Une décennie plus tard, la Cour constate que ses recommandations de 2008 n’ont pas été mises en œuvre et que plusieurs problèmes relevés à l’époque restent d’actualité. "La Cocof n’a pas mis en place les processus indispensables pour s’assurer que les décisions d’octroi respectent, en toutes leurs conditions, les règles applicables, que les subventions sont justifiées et utilisées aux fins pour lesquelles elles ont été accordées, et que les indus sont identifiés, enregistrés et recouvrés", peut-on lire dans le rapport adopté en février dernier.

"La Cocof fait preuve d’une large tolérance tant en ce qui concerne le délai de production des pièces justificatives que leur éligibilité."
La cour des comptes

Toujours selon la Cour, la rédaction des décisions d’octroi souffre d’un manque de rigueur dans l’énumération précise des critères d’éligibilité des justificatifs et de leurs délais de production. "Le contrôle des subsides porte sur les documents qui en justifient l’octroi. La Cocof fait preuve d’une large tolérance tant en ce qui concerne le délai de production des pièces justificatives que leur éligibilité, voire leur acceptation. De plus, le risque essentiel de multisubventionnement, tant interne qu’externe, n’est pas maîtrisé", poursuit-elle.

Le décret du 24 avril 2014 impose au collège de la Cocof d’organiser un contrôle interne. Mais les modalités n’ont toujours pas été déterminées par les responsables de l’administration. "Les documents concernant le budget 2019 précisent que l’arrêté sur le contrôle interne est en cours de rédaction, mais qu’il ne sera pas appliqué durant cette année", relève la Cour, qui épingle aussi l’absence de rapport annuel d’évaluation sur les subventions octroyées, ce qui empêche tant le collège que l’assemblée d’évaluer la pertinence des programmes.

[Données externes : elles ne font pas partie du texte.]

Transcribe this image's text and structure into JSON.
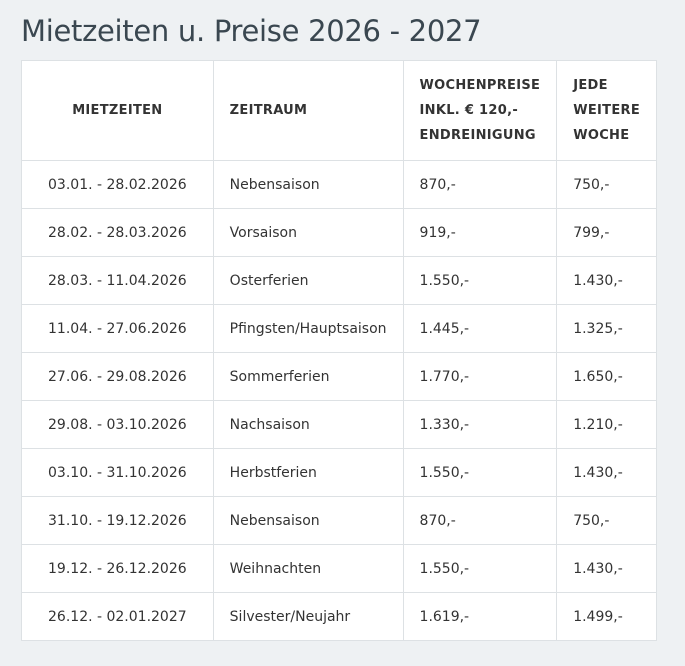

La Cocof n’a toutefois pas attendu les conclusions finales de la Cour pour commencer à rectifier le tir. La réforme de l’organigramme survenue en mars 2018 a permis de créer un service affecté au contrôle interne dont le rôle sera de standardiser les procédures. Désigné fin 2018, le chef de service est en formation, précise la direction de l’administration. Enfin, une procédure de récupération d’indus des subventions, d’ores et déjà totalement effective, a permis à la Cocof de récupérer plus de 880.000 euros l’année passée.